The project was initially estimated to cost $850 million in 2012, but the most recent estimate is $1.25 billion.
However, the review stopped short of saying the Public-Private Partnership model used for Transmission Gully is intrinsically flawed. Instead, it says that key errors made at the beginning of the Transmission-Gully Project, when it switched from being a public sector led project to a PPP back in 2012, have led to lasting problems with the project.
It’s not surprising errors were made given the PPP model was hurriedly pushed through for ideological reasons by then Transport Minister Stephen Joyce. The report notes Waka Kotahi had just one month to convert “a non-PPP project, with an existing consented scheme design” into a design that could be compared against a PPP option. This mean they “had to use a design that was less developed than what they would normally include” in a procurement process.
Stuff’s reporting continues:
One of the key errors was in the calculation of what is known as the affordability threshold or AT. This is the cost that is put out to parties interested in tendering for work on a project and is regarded as the maximum price the government is willing to pay.
The AT is calculated based on another number, the PSC (public sector comparator) which is the number given to what it would cost the public sector to build and run a given project. This ensures the government is getting value for money by using private partners to do government projects.

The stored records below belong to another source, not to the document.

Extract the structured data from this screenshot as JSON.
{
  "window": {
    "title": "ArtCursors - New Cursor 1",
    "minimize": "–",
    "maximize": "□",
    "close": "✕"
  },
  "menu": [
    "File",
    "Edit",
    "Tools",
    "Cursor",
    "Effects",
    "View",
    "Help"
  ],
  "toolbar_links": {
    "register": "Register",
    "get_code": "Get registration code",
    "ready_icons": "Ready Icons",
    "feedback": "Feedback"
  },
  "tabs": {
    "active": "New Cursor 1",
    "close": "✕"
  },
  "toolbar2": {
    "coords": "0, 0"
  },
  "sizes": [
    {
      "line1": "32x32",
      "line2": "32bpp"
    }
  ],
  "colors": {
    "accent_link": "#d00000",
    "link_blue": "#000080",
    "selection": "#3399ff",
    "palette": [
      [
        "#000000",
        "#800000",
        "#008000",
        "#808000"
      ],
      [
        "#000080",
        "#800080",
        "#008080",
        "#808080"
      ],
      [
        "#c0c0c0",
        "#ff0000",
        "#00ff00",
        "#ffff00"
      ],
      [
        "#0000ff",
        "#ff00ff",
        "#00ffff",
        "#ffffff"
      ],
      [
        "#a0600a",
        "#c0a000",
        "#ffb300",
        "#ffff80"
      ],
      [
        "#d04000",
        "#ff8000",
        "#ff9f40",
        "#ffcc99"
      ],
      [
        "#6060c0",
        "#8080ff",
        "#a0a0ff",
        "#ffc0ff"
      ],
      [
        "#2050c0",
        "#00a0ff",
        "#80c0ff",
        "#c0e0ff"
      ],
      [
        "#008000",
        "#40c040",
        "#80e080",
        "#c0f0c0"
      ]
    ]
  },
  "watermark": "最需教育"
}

In the case of Transmission Gully, the AT that was put out to tender was at a much lower cost than what it was believed the public sector could deliver the project for. Set at P75 for the public sector price, that meant there was a 75 per cent probability of the public sector building and running Transmission Gully for the price that it was put out to tender.
An old Waka Kotah-NZTA board paper dug up by the reviewers found that the AT was set lower than the PSC “to drive the Respondents’ behaviour in the achievement of innovation and efficient whole of life solutions”.
But the bidders weren’t so keen. One interviewee called the price “demonstrably unrealistic”, and another said that it was “dubious” whether it actually achieved value for money for the Crown.
Setting the tender price so low meant firms were tendering for a project knowing that it was unrealistic to be able to deliver it at that cost. The review noted that setting the price low essentially “double counted” cost savings because the public sector figure was already required to consider the most efficient and cost-effective way of doing things.
I recall speaking to a Waka Kotahi procurement manager at a conference at around the time this was all being set up. He told me that essentially all of the ‘innovation’ benefits PPPs are said to deliver can just as easily be achieved through an alliance model, like those used on projects such as Waterview and now the City Rail Link. Ultimately the only thing PPPs seem to deliver is a more expensive way of delivering infrastructure and great returns for the financial institutions lending the money to pay for it.
One thing that really concerns me about this whole saga is that many of those involved in creating these issues, and cost blowouts on other projects, are still in the organisation and in many cases now in even more senior positions. Worse still, the organisational structure means there is a ‘fox guarding the henhouse’ situation as those tasked with reviewing and approving funding for projects actually report to the people who create and design the projects. So while local government projects get put through the wringer, Waka Kotahi projects often get rubber stamped, both to keep colleagues happy but also so as not to annoy the boss. I do wonder if we need to go back to having transport funding decisions made by an independent agency.
Finally, it’s also scary to think that despite all of the known issues with PPP’s the current government were extremely close to pushing ahead with another one with the Superfund and their Canadian partners for Light Rail in Auckland.